Three genuine conflicts between the current lists, resolved toward the actual runtime gate:
1. **`System.Diagnostics`** — InboundAPI forbids the whole namespace; SiteRuntime
forbids only `.Process`. → **Forbid `.Process` only** (allow `Stopwatch`, `Debug`,
`Activity`). *Slightly loosens InboundAPI on harmless types; matches the real runtime.*
2. **`System.Net`** — SiteRuntime forbids only `Sockets`+`Http`; others forbid all. →
**Forbid all `System.Net`** (scripts use the `ExternalSystem` helper for HTTP).
*Slightly tightens SiteRuntime; safe.*
3. **`System.Threading`** — CentralUI allows most of it. → **Forbid all except Tasks +
CancellationToken(Source)** (matches the real runtime). *Tightens the CentralUI editor.*
**Net effect:** the unified policy ≈ SiteRuntime's runtime policy (the gate that
actually executes) + InboundAPI's reflection hardening + all-`System.Net` +
`InteropServices`/`Win32`. Because SiteRuntime already enforces ~this at execution
time, no script that currently deploys-and-runs newly breaks; several real gaps close
(the deploy gate becomes real; the editor stops under-warning; reflection escapes are
blocked everywhere).
## Layering / cycle check
`ScriptAnalysis → { Commons, Microsoft.CodeAnalysis.* }`. Referenced by TemplateEngine,
SiteRuntime, InboundAPI, CentralUI. None of those are referenced *by* Commons, and
ScriptAnalysis references none of them → **no cycles**.
## Test strategy
- **New `ScriptAnalysis.Tests`** — adversarial corpus that must all yield violations:
namespace alias, `using static`, `global::`, `typeof(x).Assembly.GetType("System.IO.File")`,
`dynamic`, `Activator`, `InteropServices`, `Microsoft.Win32`. Legit scripts must be
clean: `await Task`, `Stopwatch`, LINQ, `Math`, `CancellationToken`. `ParseDiagnostics`
catches syntax errors; `Compile(..., typeof(ScriptCompileSurface))` catches
undefined-symbol/type errors **and** accepts real API-using scripts.

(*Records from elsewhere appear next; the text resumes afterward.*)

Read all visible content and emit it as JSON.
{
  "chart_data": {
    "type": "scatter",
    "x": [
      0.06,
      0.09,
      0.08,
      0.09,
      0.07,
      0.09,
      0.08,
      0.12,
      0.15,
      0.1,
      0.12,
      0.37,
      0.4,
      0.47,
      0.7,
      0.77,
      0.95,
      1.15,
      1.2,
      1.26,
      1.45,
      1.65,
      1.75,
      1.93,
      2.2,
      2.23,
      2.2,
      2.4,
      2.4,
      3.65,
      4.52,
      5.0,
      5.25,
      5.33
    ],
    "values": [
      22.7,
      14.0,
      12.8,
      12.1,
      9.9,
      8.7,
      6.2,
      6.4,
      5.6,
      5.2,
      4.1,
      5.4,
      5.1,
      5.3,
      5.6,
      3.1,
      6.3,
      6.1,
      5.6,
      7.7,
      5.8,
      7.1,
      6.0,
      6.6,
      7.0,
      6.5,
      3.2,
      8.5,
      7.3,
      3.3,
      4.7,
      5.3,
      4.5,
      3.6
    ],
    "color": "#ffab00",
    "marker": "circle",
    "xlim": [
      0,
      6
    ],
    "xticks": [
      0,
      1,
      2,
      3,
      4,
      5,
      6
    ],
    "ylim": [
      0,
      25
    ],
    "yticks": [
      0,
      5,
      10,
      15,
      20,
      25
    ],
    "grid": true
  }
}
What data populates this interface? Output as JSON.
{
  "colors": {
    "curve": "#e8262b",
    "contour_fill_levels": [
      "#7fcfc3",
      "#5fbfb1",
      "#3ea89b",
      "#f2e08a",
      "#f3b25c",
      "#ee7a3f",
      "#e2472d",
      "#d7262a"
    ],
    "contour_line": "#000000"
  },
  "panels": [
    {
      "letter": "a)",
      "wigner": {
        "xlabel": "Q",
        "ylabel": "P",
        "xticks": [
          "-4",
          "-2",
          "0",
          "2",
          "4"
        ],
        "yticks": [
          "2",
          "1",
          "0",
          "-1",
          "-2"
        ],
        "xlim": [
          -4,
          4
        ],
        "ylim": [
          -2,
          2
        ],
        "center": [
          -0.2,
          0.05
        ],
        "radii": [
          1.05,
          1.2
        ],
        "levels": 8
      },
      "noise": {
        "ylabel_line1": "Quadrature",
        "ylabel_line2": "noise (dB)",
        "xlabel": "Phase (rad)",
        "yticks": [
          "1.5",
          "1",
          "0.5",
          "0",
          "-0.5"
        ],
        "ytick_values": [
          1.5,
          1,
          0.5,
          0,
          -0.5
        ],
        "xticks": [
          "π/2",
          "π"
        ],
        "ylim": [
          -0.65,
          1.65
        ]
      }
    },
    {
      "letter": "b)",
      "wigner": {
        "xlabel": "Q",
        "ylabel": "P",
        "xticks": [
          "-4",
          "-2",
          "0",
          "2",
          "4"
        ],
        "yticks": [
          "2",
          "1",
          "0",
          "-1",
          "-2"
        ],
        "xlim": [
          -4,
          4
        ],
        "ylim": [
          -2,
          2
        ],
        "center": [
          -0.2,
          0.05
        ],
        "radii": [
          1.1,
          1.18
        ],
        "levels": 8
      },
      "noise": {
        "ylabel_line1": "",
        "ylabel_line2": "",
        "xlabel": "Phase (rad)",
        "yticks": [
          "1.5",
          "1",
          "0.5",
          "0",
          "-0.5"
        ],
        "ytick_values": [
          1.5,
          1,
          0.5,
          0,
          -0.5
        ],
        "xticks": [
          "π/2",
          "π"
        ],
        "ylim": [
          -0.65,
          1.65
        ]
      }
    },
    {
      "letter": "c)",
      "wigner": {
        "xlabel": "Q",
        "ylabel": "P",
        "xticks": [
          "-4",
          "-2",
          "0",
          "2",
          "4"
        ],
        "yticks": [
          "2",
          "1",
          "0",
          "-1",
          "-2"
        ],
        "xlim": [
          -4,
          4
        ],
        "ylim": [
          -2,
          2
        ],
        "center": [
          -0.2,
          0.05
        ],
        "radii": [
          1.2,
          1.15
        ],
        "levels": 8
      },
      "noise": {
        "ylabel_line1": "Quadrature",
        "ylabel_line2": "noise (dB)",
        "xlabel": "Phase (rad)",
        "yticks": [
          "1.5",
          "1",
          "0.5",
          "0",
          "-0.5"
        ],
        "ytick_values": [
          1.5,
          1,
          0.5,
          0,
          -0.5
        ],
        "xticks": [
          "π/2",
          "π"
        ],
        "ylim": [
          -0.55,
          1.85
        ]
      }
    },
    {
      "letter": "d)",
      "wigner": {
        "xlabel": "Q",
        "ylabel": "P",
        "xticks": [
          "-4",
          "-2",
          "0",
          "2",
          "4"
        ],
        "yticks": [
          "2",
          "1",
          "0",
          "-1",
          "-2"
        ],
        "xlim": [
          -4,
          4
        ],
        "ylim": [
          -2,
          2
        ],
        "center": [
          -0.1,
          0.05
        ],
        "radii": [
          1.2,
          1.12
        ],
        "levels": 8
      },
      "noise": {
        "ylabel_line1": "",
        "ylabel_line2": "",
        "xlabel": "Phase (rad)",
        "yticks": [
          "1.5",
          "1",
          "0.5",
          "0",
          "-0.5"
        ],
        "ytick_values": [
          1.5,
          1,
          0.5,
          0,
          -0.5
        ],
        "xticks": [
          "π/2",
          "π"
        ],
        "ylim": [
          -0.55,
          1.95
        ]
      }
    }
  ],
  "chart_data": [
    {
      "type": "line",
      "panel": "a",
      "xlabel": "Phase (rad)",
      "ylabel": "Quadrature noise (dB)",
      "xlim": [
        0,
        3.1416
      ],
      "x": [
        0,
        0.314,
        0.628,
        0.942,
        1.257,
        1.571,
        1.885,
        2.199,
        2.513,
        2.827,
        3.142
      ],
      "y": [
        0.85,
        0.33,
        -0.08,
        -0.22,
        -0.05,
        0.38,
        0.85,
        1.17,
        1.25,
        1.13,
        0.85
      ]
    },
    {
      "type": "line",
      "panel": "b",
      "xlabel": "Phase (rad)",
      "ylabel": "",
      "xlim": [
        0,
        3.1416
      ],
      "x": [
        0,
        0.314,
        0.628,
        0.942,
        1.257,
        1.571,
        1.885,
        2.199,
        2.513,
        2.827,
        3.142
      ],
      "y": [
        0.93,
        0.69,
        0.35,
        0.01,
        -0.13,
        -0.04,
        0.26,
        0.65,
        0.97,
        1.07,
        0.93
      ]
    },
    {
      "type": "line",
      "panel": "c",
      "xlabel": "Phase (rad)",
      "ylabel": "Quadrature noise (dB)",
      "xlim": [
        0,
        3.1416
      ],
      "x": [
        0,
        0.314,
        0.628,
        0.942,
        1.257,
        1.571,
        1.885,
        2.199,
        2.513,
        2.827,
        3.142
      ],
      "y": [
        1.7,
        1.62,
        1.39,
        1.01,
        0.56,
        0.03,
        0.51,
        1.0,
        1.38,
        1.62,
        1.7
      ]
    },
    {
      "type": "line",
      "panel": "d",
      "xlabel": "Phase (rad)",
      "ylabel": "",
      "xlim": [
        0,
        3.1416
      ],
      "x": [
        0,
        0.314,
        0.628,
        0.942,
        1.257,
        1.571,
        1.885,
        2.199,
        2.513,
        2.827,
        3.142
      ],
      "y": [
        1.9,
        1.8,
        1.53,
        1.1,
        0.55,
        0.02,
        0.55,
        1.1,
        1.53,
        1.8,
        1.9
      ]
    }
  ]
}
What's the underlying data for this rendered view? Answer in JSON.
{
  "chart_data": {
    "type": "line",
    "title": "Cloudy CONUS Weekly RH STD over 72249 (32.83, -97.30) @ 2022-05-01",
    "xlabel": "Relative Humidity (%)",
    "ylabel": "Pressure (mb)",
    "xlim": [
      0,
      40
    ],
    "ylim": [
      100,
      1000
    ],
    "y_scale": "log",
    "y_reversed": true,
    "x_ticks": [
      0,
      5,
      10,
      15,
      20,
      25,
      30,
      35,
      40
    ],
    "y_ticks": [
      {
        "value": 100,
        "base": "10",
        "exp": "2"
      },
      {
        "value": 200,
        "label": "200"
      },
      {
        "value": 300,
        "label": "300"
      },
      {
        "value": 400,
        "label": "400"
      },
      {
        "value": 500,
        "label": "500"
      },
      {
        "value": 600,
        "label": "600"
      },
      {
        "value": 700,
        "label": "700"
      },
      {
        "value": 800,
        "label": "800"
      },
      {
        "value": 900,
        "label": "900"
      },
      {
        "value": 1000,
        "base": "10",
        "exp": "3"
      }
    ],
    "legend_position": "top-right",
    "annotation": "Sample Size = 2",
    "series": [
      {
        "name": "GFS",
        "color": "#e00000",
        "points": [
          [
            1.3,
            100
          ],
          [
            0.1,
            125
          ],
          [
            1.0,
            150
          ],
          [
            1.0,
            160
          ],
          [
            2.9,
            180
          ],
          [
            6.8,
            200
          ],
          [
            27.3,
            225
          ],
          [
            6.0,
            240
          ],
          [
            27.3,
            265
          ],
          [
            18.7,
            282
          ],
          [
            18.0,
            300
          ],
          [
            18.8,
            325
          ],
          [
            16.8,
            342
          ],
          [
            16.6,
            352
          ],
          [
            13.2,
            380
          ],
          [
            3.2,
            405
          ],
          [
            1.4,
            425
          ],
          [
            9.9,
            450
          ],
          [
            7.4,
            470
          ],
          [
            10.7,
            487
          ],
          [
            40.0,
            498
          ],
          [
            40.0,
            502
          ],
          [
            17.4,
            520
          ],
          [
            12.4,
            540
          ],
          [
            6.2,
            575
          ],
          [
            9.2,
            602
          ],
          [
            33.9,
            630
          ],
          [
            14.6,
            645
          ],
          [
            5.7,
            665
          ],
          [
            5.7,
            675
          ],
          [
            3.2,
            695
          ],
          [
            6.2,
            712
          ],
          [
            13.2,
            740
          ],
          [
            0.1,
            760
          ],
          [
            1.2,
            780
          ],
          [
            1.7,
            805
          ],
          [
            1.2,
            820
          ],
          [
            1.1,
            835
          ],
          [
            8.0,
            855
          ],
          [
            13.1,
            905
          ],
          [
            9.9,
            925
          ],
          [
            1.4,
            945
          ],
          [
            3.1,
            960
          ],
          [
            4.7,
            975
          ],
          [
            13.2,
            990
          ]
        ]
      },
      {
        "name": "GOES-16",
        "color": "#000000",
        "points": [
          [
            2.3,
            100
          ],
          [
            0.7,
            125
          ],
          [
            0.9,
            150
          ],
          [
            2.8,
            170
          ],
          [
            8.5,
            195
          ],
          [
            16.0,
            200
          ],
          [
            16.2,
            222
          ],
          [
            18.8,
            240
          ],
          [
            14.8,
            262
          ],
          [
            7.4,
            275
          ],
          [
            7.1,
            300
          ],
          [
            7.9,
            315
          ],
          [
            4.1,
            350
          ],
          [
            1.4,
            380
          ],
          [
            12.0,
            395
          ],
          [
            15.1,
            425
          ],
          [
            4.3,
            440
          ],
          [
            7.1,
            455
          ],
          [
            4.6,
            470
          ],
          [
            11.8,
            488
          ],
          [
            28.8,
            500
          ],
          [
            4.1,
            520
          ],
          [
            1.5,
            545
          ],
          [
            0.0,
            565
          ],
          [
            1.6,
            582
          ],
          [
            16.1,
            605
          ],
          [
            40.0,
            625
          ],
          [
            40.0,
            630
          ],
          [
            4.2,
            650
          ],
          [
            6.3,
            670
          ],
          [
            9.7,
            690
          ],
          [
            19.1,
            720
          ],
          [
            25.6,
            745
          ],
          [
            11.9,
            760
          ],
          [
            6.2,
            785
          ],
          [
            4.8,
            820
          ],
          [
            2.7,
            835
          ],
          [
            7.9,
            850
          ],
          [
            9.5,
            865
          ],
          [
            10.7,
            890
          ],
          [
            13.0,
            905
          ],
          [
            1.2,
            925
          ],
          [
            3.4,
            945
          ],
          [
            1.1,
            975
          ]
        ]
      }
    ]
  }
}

- **Drift parity test** — reflect over `ScriptGlobals` vs `ScriptCompileSurface` (and
`TriggerExpressionGlobals` vs `TriggerCompileSurface`); assert public member-name parity
so the stub can't silently drift.
- **Preserve & re-point existing tests** — `ScriptCompilerTests`,
`ForbiddenApiCheckerTests`, `ScriptAnalysisServiceTests` (+ async-resolve, console),
`ScriptCompilationServiceTests`, `TrustModelSemanticTests`, `SandboxTests` must stay
green against the delegating implementations (adjust expected wording where messages change).
- **Adversarial deploy test** (TemplateEngine integration) — a bypass script **fails to deploy**.
## Migration sequencing
- **Wave 0 — spike (M3.0):** confirm `ScriptCompileSurface` can mirror `ScriptGlobals`
with Commons-only deps; confirm package refs resolve in the new project.
- **Wave 1 — foundation (M3.1):** build `ScriptAnalysis` (policy + validator + compiler +
surfaces) with its full test suite. Everything else depends on this.
- **Wave 2 — consumers (M3.2M3.5, parallelizable, disjoint projects):** TemplateEngine ∥
SiteRuntime ∥ InboundAPI ∥ CentralUI each delegate to the shared analyzer; each keeps
its own tests green. *Pathspec commits to avoid shared-index contamination.*
- **Wave 3 — integration + docs (M3.6):** full-solution build; targeted tests across all
five projects + adversarial deploy test; docs (Component-TemplateEngine / -SiteRuntime /
-InboundAPI / -Commons, README + CLAUDE.md component list, remove the "SECURITY
LIMITATION / advisory" notes now that the gate is real); fixture cleanup for any
latent-invalid scripts the real compile surfaces.
## Risks
- **Policy change surfaces latent-invalid fixtures/scripts** — budgeted in Wave 3
(same risk the original plan flagged for M3.4).
- **`ScriptCompileSurface` drift** vs real `ScriptGlobals` — mitigated by the parity test.
- **Touching four working, security-sensitive components** — mitigated by
behavior-preserving delegation + keeping each consumer's existing tests + the
classification-driven review chain (high-risk = serial spec→code review).
## Out of scope
- Physically unifying the **executing** globals types (`ScriptGlobals`, `SandboxScriptHost`)
— they stay with their owners; only the compile-surface stub + trust policy are shared.
- A true runtime sandbox (restricted `AssemblyLoadContext` / out-of-process) — still
future work; the static gate is defence-in-depth, as already noted in InboundAPI-015.